Several directions occur in a person's life each year. However, not all of them bring results. Morinus claimed in section IV, chapter 1 of 22-nd book of "Astrologia Gallica" that direction brings an event if the significator and the promittor are bright creators or destroyers of things in certain areas of life. This indicator is based on the position of planets in the natal chart.

== The Key Features ==

=== Promittor and Significator ===
According to Morinus, the promittor can be:

- Planets of the horoscope
- Aspects and antiscia of planets
- Fixed stars

The significator can be:

- Planets of the horoscope
- House cusps
- Arabian Part of Fortune

Mundane conjunction of the promittor and significator in Regiomontanus house system. A promittor (P2) lies in the green line passed through the significator (P1). This line is called "the circle of position of P1". The blue circle is the celestial equator.

=== Mundane conjunction ===
The key difference between primary directions and zodiacal aspects is that the promittor and significator are conjunct not on the zodiacal circle but on the celestial sphere. Therefore, knowledge of spherical geometry is required to calculate such a conjunction.

The mundane (basically spatial) conjunction of planets on the sphere is constructed as follows:

- A dividing line is passed through the significator. This line is drawn according to the algorithm dividing the celestial sphere into house sectors.
- The significator and dividing line remain stationary relative to the local horizon.
- When the moving promittor crosses this line, it spatially conjuncts with the significator at that moment.

=== Mundane aspect ===
Astrologers have long debated in which plane to construct a planet's aspect to choose it as a promittor. Some used the plane of the zodiacal circle or a plane parallel to it. Others used the equator plane. These differences in opinion led to various types of primary directions - mundane, zodiacal, field plane, and so on.

In the 15th century, Professor of Mathematics Giovanni Bianchini proposed his model for calculating the aspect plane. However, in the 17th century, Morinus created his system for calculating the circle of aspects, allowing him to predict events with precision not to the year but several months. He brought many illustrative examples of how it works in the 22nd book of "Astrologia Gallica."

== Converse directions ==
In reverse (or converse) directions, the significator, with the separating line that passes through it, rotates along with the celestial sphere. All other points of the horoscope remain stationary relative to the horizon. Everything that crosses the separating line during such a movement became a promittor.

- Example of direct direction. Suppose a planet is directed towards a spatial conjunction with a fixed house cusp. Then the fixed cusp is the significator, and the planet is the promittor.
- Example of converse direction. Suppose the cusp of a house is directed towards a spatial conjunction with a fixed planet or the star. Then the moving cusp is the significator (the cusp cannot be the significator, as said above), and the fixed planet/star is the promittor.

Both types of directions produce events equally significant.

== Accuracy ==
Primary directions point not to exact but approximate event dates.

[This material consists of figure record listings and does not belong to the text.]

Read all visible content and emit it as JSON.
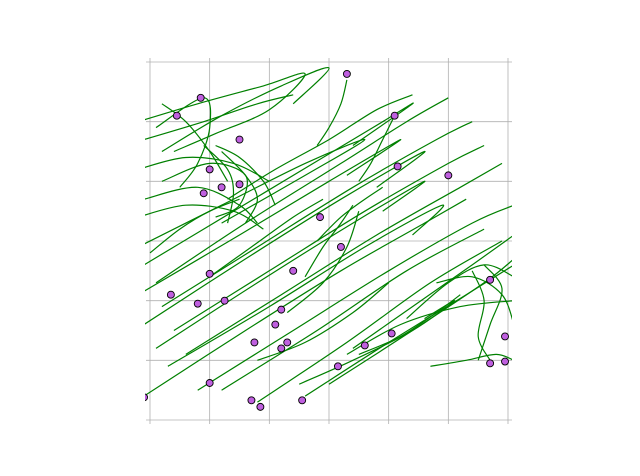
{
  "chart_data": {
    "type": "scatter",
    "title": "",
    "xlabel": "",
    "ylabel": "",
    "xlim": [
      0,
      6
    ],
    "ylim": [
      0,
      6
    ],
    "grid": true,
    "grid_ticks": [
      0,
      1,
      2,
      3,
      4,
      5,
      6
    ],
    "tick_labels_visible": false,
    "colors": {
      "trajectory": "#008000",
      "point_fill": "#bf5fdf",
      "point_edge": "#000000",
      "grid": "#b0b0b0"
    },
    "points": [
      [
        0.85,
        5.4
      ],
      [
        0.45,
        5.1
      ],
      [
        1.5,
        4.7
      ],
      [
        1.0,
        4.2
      ],
      [
        1.2,
        3.9
      ],
      [
        1.5,
        3.95
      ],
      [
        0.9,
        3.8
      ],
      [
        3.3,
        5.8
      ],
      [
        4.1,
        5.1
      ],
      [
        4.15,
        4.25
      ],
      [
        5.0,
        4.1
      ],
      [
        2.85,
        3.4
      ],
      [
        3.2,
        2.9
      ],
      [
        1.0,
        2.45
      ],
      [
        2.4,
        2.5
      ],
      [
        0.35,
        2.1
      ],
      [
        0.8,
        1.95
      ],
      [
        1.25,
        2.0
      ],
      [
        2.2,
        1.85
      ],
      [
        2.1,
        1.6
      ],
      [
        5.7,
        2.35
      ],
      [
        5.95,
        1.4
      ],
      [
        1.75,
        1.3
      ],
      [
        2.3,
        1.3
      ],
      [
        2.2,
        1.2
      ],
      [
        3.6,
        1.25
      ],
      [
        4.05,
        1.45
      ],
      [
        5.7,
        0.95
      ],
      [
        5.95,
        0.98
      ],
      [
        3.15,
        0.9
      ],
      [
        1.0,
        0.62
      ],
      [
        1.7,
        0.33
      ],
      [
        1.85,
        0.22
      ],
      [
        2.55,
        0.33
      ],
      [
        -0.1,
        0.38
      ]
    ],
    "trajectories": [
      [
        [
          -0.2,
          5.0
        ],
        [
          0.8,
          5.3
        ],
        [
          1.9,
          5.6
        ],
        [
          2.6,
          5.8
        ],
        [
          2.0,
          5.2
        ],
        [
          1.1,
          4.8
        ],
        [
          0.4,
          4.5
        ]
      ],
      [
        [
          -0.1,
          4.7
        ],
        [
          0.9,
          5.0
        ],
        [
          1.8,
          5.3
        ],
        [
          2.4,
          5.45
        ]
      ],
      [
        [
          0.2,
          4.5
        ],
        [
          1.2,
          5.1
        ],
        [
          2.2,
          5.6
        ],
        [
          3.0,
          5.9
        ],
        [
          2.4,
          5.3
        ]
      ],
      [
        [
          -0.2,
          4.2
        ],
        [
          0.6,
          4.4
        ],
        [
          1.4,
          4.3
        ],
        [
          2.0,
          4.0
        ]
      ],
      [
        [
          0.1,
          4.9
        ],
        [
          0.9,
          5.4
        ],
        [
          1.0,
          4.9
        ],
        [
          0.8,
          4.3
        ],
        [
          0.5,
          3.9
        ]
      ],
      [
        [
          -0.1,
          3.7
        ],
        [
          0.8,
          3.9
        ],
        [
          1.5,
          3.6
        ],
        [
          1.8,
          3.3
        ]
      ],
      [
        [
          0.2,
          4.0
        ],
        [
          1.0,
          4.3
        ],
        [
          1.6,
          4.1
        ],
        [
          1.5,
          3.6
        ],
        [
          1.1,
          3.4
        ]
      ],
      [
        [
          -0.2,
          3.4
        ],
        [
          0.6,
          3.6
        ],
        [
          1.4,
          3.5
        ],
        [
          1.9,
          3.2
        ]
      ],
      [
        [
          1.2,
          4.5
        ],
        [
          1.6,
          4.1
        ],
        [
          1.8,
          3.7
        ],
        [
          1.6,
          3.3
        ]
      ],
      [
        [
          0.9,
          4.6
        ],
        [
          1.3,
          4.2
        ],
        [
          1.4,
          3.8
        ],
        [
          1.3,
          3.3
        ]
      ],
      [
        [
          -0.2,
          2.9
        ],
        [
          1.2,
          3.6
        ],
        [
          2.6,
          4.3
        ],
        [
          3.6,
          4.7
        ],
        [
          2.6,
          4.1
        ],
        [
          1.2,
          3.3
        ]
      ],
      [
        [
          -0.1,
          2.6
        ],
        [
          1.4,
          3.5
        ],
        [
          2.9,
          4.4
        ],
        [
          3.9,
          5.0
        ],
        [
          4.4,
          5.3
        ],
        [
          3.4,
          4.6
        ]
      ],
      [
        [
          0.1,
          2.3
        ],
        [
          1.6,
          3.3
        ],
        [
          3.2,
          4.3
        ],
        [
          4.3,
          5.0
        ],
        [
          5.0,
          5.4
        ]
      ],
      [
        [
          -0.2,
          2.1
        ],
        [
          1.5,
          3.1
        ],
        [
          3.0,
          4.0
        ],
        [
          4.2,
          4.7
        ],
        [
          3.3,
          4.1
        ]
      ],
      [
        [
          0.2,
          1.9
        ],
        [
          1.8,
          2.9
        ],
        [
          3.4,
          3.9
        ],
        [
          4.8,
          4.7
        ],
        [
          5.4,
          5.0
        ]
      ],
      [
        [
          -0.1,
          1.6
        ],
        [
          1.6,
          2.7
        ],
        [
          3.2,
          3.7
        ],
        [
          4.6,
          4.5
        ],
        [
          3.8,
          3.9
        ]
      ],
      [
        [
          0.4,
          1.5
        ],
        [
          2.0,
          2.5
        ],
        [
          3.6,
          3.5
        ],
        [
          5.0,
          4.3
        ],
        [
          5.6,
          4.6
        ]
      ],
      [
        [
          0.1,
          1.2
        ],
        [
          1.8,
          2.3
        ],
        [
          3.4,
          3.3
        ],
        [
          4.6,
          4.0
        ],
        [
          3.9,
          3.5
        ]
      ],
      [
        [
          0.6,
          1.1
        ],
        [
          2.2,
          2.1
        ],
        [
          3.8,
          3.1
        ],
        [
          5.2,
          3.9
        ],
        [
          5.9,
          4.3
        ]
      ],
      [
        [
          0.3,
          0.9
        ],
        [
          2.0,
          1.9
        ],
        [
          3.6,
          2.9
        ],
        [
          4.9,
          3.6
        ],
        [
          4.4,
          3.1
        ]
      ],
      [
        [
          -0.1,
          0.4
        ],
        [
          1.6,
          1.5
        ],
        [
          3.2,
          2.5
        ],
        [
          4.6,
          3.3
        ],
        [
          5.3,
          3.7
        ]
      ],
      [
        [
          0.8,
          0.5
        ],
        [
          2.4,
          1.5
        ],
        [
          4.0,
          2.5
        ],
        [
          5.4,
          3.3
        ],
        [
          6.1,
          3.6
        ]
      ],
      [
        [
          1.2,
          0.5
        ],
        [
          2.8,
          1.5
        ],
        [
          4.3,
          2.5
        ],
        [
          5.6,
          3.2
        ]
      ],
      [
        [
          1.8,
          0.3
        ],
        [
          3.3,
          1.3
        ],
        [
          4.7,
          2.3
        ],
        [
          5.9,
          3.0
        ]
      ],
      [
        [
          2.6,
          0.4
        ],
        [
          4.0,
          1.3
        ],
        [
          5.3,
          2.1
        ],
        [
          6.1,
          2.6
        ]
      ],
      [
        [
          3.0,
          0.6
        ],
        [
          4.4,
          1.5
        ],
        [
          5.6,
          2.3
        ],
        [
          6.1,
          2.7
        ]
      ],
      [
        [
          3.4,
          1.2
        ],
        [
          4.4,
          1.9
        ],
        [
          5.4,
          2.6
        ],
        [
          6.1,
          3.1
        ]
      ],
      [
        [
          3.3,
          1.1
        ],
        [
          4.2,
          1.6
        ],
        [
          5.2,
          1.9
        ],
        [
          6.1,
          2.0
        ]
      ],
      [
        [
          4.3,
          1.7
        ],
        [
          5.0,
          2.3
        ],
        [
          5.6,
          2.6
        ],
        [
          6.1,
          2.4
        ]
      ],
      [
        [
          4.8,
          2.3
        ],
        [
          5.4,
          2.4
        ],
        [
          5.9,
          2.1
        ],
        [
          6.1,
          1.6
        ]
      ],
      [
        [
          5.6,
          2.6
        ],
        [
          5.9,
          2.2
        ],
        [
          5.7,
          1.6
        ],
        [
          5.5,
          1.0
        ]
      ],
      [
        [
          5.4,
          2.5
        ],
        [
          5.6,
          2.0
        ],
        [
          5.5,
          1.4
        ],
        [
          5.7,
          1.0
        ]
      ],
      [
        [
          4.7,
          0.9
        ],
        [
          5.3,
          1.0
        ],
        [
          5.8,
          1.1
        ],
        [
          6.1,
          1.0
        ]
      ],
      [
        [
          3.5,
          1.1
        ],
        [
          4.2,
          1.4
        ],
        [
          4.8,
          1.8
        ],
        [
          5.2,
          2.1
        ]
      ],
      [
        [
          2.5,
          0.6
        ],
        [
          3.4,
          1.0
        ],
        [
          4.4,
          1.5
        ],
        [
          5.1,
          2.0
        ],
        [
          4.6,
          1.7
        ]
      ],
      [
        [
          1.8,
          1.0
        ],
        [
          2.6,
          1.3
        ],
        [
          3.4,
          1.8
        ],
        [
          4.0,
          2.3
        ]
      ],
      [
        [
          2.3,
          1.8
        ],
        [
          2.9,
          2.3
        ],
        [
          3.3,
          2.9
        ],
        [
          3.5,
          3.5
        ]
      ],
      [
        [
          2.6,
          2.4
        ],
        [
          2.9,
          2.9
        ],
        [
          3.2,
          3.3
        ],
        [
          3.4,
          3.6
        ]
      ],
      [
        [
          1.0,
          2.4
        ],
        [
          1.7,
          2.9
        ],
        [
          2.4,
          3.4
        ],
        [
          2.9,
          3.7
        ]
      ],
      [
        [
          2.8,
          3.0
        ],
        [
          3.2,
          3.4
        ],
        [
          3.6,
          3.7
        ],
        [
          3.9,
          3.9
        ]
      ],
      [
        [
          1.1,
          4.6
        ],
        [
          1.5,
          4.4
        ],
        [
          1.9,
          4.0
        ],
        [
          2.1,
          3.6
        ]
      ],
      [
        [
          0.2,
          5.3
        ],
        [
          0.6,
          5.0
        ],
        [
          1.0,
          4.5
        ],
        [
          1.3,
          4.0
        ]
      ],
      [
        [
          1.3,
          3.7
        ],
        [
          2.1,
          4.2
        ],
        [
          3.0,
          4.7
        ],
        [
          3.8,
          5.2
        ],
        [
          4.4,
          5.45
        ]
      ],
      [
        [
          3.3,
          5.7
        ],
        [
          3.2,
          5.3
        ],
        [
          3.0,
          4.9
        ],
        [
          2.8,
          4.6
        ]
      ],
      [
        [
          4.1,
          5.1
        ],
        [
          3.9,
          4.7
        ],
        [
          3.7,
          4.3
        ],
        [
          3.5,
          4.0
        ]
      ],
      [
        [
          0.0,
          2.8
        ],
        [
          0.5,
          3.2
        ],
        [
          1.0,
          3.5
        ],
        [
          1.5,
          3.7
        ]
      ]
    ]
  }
}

The usual accuracy is up to several months. For more precise dates (with an accuracy of 1–2 days), astrologers use refining prediction methods such as planet revolutions, progressions, and transits. The accuracy of these measurements are highly sensitive as an error of four minutes can change the predicted timing of a major life event by roughly a year.

== Modern usage ==
This method of predicting future events is practically unused nowadays due to the mathematical difficulty it presents. In addition, those who consider astrology to be a pseudoscience do not calculate predictions according to celestial movements (except when calculating astronomical events); instead they rely on statistical knowledge of past events and correlate them with probabilities of future events to make their predictions.